In making a finding or a protection order, the Magistrate must make decisions in the best interests of the young person. Other considerations a Magistrate must take into account include:

  • giving "protection and assistance to the family as the fundamental group unit of society";
  • for Aboriginal children, the need to maintain cultural identity;
  • the preservation of child-family relationships;
  • minimum disruption to education and employment; and
  • the child's wishes (but with the child's age, maturity and other relevant considerations affecting the weight to be given to those wishes).

Permanent care orders

Under the CYFA, an application may be made for a permanent care order (s.319 CYFA). This order can only be made if the young person's parent has not had the care of the young person for a period of at least six months, or for periods that total at least six months of the last year.
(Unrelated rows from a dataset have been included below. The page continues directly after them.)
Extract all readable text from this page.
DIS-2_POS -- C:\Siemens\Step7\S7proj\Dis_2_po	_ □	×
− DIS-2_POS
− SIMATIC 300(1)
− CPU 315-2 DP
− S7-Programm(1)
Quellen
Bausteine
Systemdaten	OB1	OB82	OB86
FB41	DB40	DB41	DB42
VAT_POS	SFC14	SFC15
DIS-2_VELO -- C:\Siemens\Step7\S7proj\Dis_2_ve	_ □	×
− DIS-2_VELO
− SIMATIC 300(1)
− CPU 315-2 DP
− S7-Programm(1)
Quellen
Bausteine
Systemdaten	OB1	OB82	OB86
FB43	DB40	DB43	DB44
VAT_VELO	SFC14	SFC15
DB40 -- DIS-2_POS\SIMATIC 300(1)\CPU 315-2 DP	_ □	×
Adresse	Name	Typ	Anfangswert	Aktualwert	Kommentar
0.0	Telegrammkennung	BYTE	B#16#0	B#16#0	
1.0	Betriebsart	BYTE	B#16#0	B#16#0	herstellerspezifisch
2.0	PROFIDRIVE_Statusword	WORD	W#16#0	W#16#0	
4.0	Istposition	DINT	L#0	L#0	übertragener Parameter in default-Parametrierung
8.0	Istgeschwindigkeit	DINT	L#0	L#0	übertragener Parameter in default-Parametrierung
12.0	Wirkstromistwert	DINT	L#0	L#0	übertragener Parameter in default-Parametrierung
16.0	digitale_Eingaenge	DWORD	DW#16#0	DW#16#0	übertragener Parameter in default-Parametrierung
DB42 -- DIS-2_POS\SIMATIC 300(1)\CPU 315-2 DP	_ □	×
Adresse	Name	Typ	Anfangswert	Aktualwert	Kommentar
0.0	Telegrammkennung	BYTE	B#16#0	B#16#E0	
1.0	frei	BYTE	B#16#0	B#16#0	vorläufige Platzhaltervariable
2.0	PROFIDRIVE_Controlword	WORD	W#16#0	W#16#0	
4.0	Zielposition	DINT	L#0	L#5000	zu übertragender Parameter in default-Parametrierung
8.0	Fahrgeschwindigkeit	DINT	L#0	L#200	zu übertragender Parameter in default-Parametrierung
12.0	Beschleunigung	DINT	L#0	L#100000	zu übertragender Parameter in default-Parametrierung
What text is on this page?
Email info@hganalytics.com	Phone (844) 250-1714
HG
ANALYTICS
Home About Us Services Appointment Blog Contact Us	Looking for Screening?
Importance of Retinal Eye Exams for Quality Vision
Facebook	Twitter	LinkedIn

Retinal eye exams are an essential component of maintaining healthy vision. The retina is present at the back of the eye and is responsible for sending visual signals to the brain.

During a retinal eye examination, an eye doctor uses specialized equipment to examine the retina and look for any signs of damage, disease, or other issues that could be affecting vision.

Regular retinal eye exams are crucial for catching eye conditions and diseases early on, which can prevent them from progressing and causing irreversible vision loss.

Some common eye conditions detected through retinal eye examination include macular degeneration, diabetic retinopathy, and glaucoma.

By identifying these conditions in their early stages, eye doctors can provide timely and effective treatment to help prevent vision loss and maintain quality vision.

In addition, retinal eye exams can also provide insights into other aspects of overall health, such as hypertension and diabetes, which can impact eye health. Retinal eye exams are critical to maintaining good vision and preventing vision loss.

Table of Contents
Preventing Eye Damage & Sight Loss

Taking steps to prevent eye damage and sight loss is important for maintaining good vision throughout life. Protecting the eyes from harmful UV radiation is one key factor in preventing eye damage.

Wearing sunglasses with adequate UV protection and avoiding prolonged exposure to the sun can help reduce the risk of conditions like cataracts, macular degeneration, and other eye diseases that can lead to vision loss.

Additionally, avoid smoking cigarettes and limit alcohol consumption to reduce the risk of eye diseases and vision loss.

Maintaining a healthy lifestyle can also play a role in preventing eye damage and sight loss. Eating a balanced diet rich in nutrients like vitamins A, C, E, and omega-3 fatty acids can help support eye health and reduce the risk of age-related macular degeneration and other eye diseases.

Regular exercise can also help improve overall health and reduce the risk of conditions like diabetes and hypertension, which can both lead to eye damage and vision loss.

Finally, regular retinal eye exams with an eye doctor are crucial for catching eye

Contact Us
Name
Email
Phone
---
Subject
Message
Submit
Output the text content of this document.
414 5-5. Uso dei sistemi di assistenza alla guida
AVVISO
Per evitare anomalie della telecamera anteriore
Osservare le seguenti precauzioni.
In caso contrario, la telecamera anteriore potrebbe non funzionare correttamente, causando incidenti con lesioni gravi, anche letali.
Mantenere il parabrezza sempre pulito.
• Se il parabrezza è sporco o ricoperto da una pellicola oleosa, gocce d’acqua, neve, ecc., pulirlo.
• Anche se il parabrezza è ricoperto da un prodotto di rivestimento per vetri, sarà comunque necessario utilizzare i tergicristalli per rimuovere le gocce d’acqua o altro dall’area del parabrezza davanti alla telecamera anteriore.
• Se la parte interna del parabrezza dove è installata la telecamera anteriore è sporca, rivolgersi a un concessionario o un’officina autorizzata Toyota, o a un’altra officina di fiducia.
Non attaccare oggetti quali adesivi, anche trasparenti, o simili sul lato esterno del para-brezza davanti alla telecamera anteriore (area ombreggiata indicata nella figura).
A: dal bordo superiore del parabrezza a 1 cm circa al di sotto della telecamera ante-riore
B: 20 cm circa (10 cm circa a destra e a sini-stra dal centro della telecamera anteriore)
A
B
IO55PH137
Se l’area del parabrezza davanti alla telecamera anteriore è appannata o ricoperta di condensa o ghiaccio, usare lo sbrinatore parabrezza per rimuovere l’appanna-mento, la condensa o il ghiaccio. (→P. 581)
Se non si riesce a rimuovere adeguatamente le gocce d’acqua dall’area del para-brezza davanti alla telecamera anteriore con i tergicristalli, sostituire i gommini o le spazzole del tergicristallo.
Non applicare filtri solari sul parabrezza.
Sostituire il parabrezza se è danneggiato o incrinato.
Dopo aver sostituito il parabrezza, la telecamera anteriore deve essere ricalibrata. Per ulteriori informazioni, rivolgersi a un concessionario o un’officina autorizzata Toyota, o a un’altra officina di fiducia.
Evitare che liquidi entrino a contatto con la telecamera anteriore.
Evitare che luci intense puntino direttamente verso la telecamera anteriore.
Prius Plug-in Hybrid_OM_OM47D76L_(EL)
A permanent care order allows a person who is not the parent of the young person to have long-term custody and guardianship or joint guardianship of the young person. The order may last until the young person turns 18 or marries, whichever happens first. A permanent care application is made by the DHS in relation to approved care givers, but a permanent care order cannot be made in favour of the DHS.

Application may be made to vary or revoke the order, and a successful application (with the prior consent of the DHS) by the custodian for custody and guardianship under the Family Law Act 1975 (Cth) terminates the permanent care order.

Irreconcilable difference applications

Section 259 of the CYFA provides that any person having the care and control of a young person under 17 years of age may apply to the Children's Court for an order to be made if that person believes that there is a "substantial and presently irreconcilable difference between himself or herself and the young person to such an extent that the care and control of the young person are likely to be seriously disrupted".

The CYFA also allows the young person in this situation to make the application to the court. As a matter of practice, they would probably make such an application through a lawyer.

Before an irreconcilable difference application can be heard, conciliation counselling must take place, or be attempted (unless exceptional circumstances exist) and the DHS must provide a Certificate of Conciliation Counselling (s.260). A Magistrate who finds that there are irreconcilable differences between the parties will make a protection order (see: "The Magistrate's order", under "Protection applications", above). Irreconcilable difference applications are now very rare.

Appeals

Under the CYFA, a young person, parent, protective intervener, the Secretary of DHS or the Attorney-General (if involved in the proceeding) may appeal to the County Court (s.328 CYFA), or to the Supreme Court if the decision has been made by the President of the Children's Court. An appeal on a point of law may be made to the Supreme Court on a final order of the Family Division of the Children's Court (s.329). However, if a person appeals on a question of law to the Supreme Court, that person cannot also appeal to the County Court (s.328(5)).

An appeal should be lodged within 28 days of the making of an order.